United States District Court, D. Massachusetts

November 8, 2018

BRANDI SALLS, individually, and on behalf of all others similarly situated Plaintiff,
v.
DIGITAL FEDERAL CREDIT UNION and DOES 1 through 100, Defendants.

          MEMORANDUM AND ORDER ON DEFENDANT'S MOTION TO DISMISS (Docket No. 12)

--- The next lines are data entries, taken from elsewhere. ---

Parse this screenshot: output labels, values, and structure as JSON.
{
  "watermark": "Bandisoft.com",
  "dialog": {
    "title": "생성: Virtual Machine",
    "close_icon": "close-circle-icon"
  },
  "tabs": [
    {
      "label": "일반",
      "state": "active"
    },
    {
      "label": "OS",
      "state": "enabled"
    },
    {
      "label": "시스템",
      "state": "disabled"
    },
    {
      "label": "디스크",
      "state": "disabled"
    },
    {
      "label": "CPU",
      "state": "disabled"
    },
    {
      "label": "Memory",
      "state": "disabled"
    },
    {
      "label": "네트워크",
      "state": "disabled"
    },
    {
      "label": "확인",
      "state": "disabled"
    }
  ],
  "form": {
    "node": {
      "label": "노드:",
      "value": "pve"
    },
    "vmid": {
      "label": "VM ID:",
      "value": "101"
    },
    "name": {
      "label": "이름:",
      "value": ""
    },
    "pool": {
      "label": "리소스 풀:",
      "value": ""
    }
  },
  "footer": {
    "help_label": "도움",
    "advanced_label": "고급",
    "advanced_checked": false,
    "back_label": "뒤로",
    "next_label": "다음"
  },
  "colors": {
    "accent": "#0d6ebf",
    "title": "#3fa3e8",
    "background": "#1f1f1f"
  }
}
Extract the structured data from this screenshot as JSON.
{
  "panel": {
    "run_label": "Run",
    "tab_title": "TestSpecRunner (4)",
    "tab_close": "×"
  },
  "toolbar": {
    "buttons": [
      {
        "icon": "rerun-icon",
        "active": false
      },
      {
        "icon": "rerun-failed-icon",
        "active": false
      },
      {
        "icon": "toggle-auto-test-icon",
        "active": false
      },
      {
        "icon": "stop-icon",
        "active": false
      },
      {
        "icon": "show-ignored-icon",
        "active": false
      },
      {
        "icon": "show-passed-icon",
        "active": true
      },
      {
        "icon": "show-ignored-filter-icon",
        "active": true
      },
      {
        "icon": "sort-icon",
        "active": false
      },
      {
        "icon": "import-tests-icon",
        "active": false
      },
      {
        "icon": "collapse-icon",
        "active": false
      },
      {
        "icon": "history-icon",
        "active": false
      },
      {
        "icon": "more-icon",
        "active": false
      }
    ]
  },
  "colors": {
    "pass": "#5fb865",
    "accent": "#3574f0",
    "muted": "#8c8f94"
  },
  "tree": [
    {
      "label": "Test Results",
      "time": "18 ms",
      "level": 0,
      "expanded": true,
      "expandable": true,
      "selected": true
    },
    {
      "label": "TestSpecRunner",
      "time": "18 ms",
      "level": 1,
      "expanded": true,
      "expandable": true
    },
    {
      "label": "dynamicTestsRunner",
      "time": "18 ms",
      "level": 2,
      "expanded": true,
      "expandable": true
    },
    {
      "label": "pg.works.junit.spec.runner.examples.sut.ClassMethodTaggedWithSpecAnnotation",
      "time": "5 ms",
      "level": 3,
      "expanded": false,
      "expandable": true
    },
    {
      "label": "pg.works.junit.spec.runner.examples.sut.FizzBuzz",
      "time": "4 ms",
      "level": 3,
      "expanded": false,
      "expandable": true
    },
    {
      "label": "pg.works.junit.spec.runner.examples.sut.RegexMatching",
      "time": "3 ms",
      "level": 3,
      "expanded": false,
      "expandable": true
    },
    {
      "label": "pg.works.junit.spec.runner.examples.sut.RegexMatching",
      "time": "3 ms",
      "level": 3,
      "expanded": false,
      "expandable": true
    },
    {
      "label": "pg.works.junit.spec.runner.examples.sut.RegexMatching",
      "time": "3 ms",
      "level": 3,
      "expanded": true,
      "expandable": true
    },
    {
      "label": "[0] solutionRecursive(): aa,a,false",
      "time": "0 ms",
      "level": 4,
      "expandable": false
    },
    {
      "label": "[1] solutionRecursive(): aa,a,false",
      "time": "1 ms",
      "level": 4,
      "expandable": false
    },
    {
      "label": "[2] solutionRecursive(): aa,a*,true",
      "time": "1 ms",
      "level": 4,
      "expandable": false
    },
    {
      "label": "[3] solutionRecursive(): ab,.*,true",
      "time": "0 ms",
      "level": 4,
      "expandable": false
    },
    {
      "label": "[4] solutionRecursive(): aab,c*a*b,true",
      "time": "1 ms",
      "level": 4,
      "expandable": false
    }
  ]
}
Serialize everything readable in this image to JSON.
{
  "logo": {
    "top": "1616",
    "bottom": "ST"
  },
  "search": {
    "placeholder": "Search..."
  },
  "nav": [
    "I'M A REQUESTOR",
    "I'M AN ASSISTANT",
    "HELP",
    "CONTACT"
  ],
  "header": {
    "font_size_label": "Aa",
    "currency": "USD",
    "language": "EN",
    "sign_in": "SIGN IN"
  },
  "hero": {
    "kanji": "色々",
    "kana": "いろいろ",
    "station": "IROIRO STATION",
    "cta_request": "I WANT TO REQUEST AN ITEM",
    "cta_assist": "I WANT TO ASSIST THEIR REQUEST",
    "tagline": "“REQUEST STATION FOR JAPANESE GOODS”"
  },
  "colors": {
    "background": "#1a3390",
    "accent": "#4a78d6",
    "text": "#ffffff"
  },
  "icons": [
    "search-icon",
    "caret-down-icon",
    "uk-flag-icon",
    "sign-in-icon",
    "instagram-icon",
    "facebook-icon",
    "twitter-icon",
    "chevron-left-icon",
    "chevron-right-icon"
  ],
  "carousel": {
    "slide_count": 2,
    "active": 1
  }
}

          TIMOTHY S. HILLMAN, DISTRICT JUDGE

         Brandi Salls (“Plaintiff”) brings a putative class action challenging the practice of Digital Federal Credit Union and DOES 1 through 100 (“Defendant”) to charge overdraft fees when members accounts have sufficient funds to cover the transactions. She brings claims for breach of contract (Counts I and II), breach of the implied duty of good faith and fair dealing (Count III), unjust enrichment (Count IV), money had and received (Count V), and violation of Regulation E, 12 C.F.R. § 1005.17, of the Electronic Fund Transfers Act (“EFTA”), 15 U.S.C. §§ 1693 et seq. (Count VI). Defendant moves to dismiss all claims pursuant to Fed.R.Civ.P. 12(b)(6) for failure to state a claim upon which relief can be granted. (Docket No. 12). For the reasons stated below, Defendants motion is granted in part and denied in part.

         Background

         The following facts are taken from Plaintiff's complaint (Docket No. 1) and assumed to be true for the purposes of this motion. The court also may consider “matters fairly incorporated within [the complaint] and matters susceptible to judicial notice.” In re Colonial Mortgage Bankers Corp., 324 F.3d 12, 15 (1st Cir. 2003). Accordingly, the Court will also consider models of the two agreements that Plaintiff entered into with Defendant. (Docket Nos. 23-1; 23-2).[1]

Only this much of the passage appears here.